Scientists at the Imperial College London have developed a video game dubbed Balloon Buddies, especially for physically impaired patients. The game mimics as a tool that helps patients to overcome conditions like a stroke to engage and play together with healthy volunteers.
Makers designed the game at the playing field level that asks healthy players to support the less able players. Such partnerships of good and less able players could be more rewarding and challenging for both. Both have to work together to score points continuously.
The game Balloon Buddies uses animation, sounds, and vibration feedback, similar to conventional video games. It can be played by balancing a ball on a beam, lifted at each end by balloons controlled by the players.
The main objective of it is to vary the height of the beam so that the ball collides with moving targets to collect points. Players must also work together to keep the beam horizontal so the ball doesn’t roll off the platform. It is played with a wireless handgrip called GripAble, enabling people with arm weakness to control video games on any standard tablet device.
Dr Michael Mace, lead author of the study, said, “Video games are a great way of providing repetitive exercise to help patients recover from debilitating illnesses. However, most games are designed for users to play on their own, which can actually discourage and isolate many patients.”

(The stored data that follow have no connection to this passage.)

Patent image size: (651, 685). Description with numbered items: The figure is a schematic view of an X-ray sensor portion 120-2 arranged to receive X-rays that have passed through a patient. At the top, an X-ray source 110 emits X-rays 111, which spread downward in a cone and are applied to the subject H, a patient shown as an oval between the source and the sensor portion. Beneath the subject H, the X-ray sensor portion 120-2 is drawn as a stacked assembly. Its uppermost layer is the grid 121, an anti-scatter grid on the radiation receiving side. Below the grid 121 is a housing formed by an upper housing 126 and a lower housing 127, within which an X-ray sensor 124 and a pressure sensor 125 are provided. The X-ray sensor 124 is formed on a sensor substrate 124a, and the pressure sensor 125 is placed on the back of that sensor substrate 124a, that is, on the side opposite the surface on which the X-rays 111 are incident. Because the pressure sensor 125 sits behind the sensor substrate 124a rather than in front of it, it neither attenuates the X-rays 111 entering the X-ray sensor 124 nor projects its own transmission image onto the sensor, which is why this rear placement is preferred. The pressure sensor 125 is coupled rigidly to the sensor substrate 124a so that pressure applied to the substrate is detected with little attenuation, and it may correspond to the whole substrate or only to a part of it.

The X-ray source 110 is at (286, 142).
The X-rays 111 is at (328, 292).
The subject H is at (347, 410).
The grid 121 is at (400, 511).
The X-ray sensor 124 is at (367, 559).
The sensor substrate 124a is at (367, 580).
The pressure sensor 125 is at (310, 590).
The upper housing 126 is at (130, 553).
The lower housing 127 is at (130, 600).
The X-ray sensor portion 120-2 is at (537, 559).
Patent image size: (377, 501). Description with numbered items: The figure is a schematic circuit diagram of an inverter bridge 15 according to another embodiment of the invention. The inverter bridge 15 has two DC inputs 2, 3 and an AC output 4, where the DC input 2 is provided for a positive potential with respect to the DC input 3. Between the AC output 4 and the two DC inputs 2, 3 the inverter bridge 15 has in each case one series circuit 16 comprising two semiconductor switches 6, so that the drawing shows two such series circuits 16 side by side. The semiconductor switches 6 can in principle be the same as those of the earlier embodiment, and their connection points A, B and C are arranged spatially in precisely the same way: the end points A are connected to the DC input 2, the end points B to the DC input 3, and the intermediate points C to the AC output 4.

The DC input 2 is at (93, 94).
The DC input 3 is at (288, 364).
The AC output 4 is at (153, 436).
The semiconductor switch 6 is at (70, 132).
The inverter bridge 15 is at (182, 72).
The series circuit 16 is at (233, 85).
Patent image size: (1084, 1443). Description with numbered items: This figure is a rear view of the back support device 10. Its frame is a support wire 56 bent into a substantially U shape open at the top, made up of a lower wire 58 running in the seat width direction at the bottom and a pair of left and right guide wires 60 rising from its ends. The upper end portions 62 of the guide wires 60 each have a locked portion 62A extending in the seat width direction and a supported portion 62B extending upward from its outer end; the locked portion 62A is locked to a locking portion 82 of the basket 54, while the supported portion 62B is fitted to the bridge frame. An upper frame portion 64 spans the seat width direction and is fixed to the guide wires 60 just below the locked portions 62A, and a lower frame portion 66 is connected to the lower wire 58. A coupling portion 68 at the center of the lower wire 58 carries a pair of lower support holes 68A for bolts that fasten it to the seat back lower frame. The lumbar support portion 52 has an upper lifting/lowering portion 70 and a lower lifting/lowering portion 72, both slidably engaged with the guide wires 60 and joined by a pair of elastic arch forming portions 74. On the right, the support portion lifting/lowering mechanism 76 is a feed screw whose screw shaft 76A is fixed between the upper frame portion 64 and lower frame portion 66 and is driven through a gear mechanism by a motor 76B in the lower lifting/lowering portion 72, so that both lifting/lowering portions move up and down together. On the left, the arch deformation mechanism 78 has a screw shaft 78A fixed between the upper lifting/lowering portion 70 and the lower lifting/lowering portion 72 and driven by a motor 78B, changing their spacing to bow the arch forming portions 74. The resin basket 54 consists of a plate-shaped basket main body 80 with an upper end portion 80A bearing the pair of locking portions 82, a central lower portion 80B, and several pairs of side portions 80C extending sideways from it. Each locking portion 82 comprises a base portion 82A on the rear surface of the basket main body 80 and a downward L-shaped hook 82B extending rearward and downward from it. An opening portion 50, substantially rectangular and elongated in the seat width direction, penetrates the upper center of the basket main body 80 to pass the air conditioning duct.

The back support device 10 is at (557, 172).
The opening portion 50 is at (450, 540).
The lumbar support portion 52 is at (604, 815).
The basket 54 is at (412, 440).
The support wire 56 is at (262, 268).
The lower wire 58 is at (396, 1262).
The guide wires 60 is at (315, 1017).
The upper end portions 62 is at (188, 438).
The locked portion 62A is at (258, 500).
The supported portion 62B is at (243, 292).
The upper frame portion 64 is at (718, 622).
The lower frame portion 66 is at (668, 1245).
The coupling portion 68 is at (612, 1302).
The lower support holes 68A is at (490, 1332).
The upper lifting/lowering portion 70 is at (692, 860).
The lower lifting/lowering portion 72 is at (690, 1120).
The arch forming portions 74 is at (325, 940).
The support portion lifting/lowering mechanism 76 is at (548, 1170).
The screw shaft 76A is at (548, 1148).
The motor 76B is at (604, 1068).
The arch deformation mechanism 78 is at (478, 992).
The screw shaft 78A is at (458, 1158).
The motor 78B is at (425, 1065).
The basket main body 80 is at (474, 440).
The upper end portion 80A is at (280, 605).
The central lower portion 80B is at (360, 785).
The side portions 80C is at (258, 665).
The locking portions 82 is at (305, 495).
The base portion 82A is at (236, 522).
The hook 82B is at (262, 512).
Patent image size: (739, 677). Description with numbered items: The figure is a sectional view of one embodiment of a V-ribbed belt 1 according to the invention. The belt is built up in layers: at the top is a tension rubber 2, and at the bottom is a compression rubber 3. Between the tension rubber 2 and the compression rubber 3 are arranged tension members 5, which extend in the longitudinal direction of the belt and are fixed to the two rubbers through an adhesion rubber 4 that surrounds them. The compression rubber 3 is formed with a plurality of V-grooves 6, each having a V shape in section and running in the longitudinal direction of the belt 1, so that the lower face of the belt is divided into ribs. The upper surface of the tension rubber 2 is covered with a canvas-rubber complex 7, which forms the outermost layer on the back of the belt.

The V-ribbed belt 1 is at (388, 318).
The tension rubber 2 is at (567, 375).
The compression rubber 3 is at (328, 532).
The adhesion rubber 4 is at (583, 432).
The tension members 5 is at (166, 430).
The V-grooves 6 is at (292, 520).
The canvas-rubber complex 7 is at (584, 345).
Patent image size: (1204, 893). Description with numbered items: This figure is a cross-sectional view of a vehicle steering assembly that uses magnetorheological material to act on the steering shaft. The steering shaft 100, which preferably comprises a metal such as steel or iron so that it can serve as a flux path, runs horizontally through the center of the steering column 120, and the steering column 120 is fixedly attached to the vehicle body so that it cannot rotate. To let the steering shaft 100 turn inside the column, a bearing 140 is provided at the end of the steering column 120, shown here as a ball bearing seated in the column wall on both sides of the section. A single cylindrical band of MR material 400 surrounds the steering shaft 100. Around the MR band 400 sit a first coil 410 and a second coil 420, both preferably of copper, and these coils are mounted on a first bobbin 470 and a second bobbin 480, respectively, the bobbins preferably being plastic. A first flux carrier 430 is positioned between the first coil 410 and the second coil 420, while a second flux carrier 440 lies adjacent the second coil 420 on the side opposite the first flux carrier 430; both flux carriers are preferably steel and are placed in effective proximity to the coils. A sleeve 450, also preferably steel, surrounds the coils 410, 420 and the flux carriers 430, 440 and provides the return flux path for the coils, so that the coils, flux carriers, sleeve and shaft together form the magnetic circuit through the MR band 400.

“We developed the Balloon Buddy game to enable patients to train with their friends, family or caregivers in a collaborative and playful manner. The technology is still being developed, but we have shown that playing jointly with another individual may lead to increased engagement and better outcomes for patients.”
During trials, scientists found that the execution of the patient was helped when they played with a solid volunteer, contrasted to the event that they were playing all alone. The poorer a patient’s single-player execution was, the more noteworthy the change was seen when they played with another in double-player mode.
According to scientists, this improvement could benefit patients to recover from other illnesses such as musculoskeletal injuries, arthritis, and cerebral palsy.
Scientists are further planning to develop the game alongside new multiplayer concepts. They will also examine if the game leads to more efficient learning. Moreover, they will explore social implications of interaction, such as the effect of patients playing with a relative versus a stranger.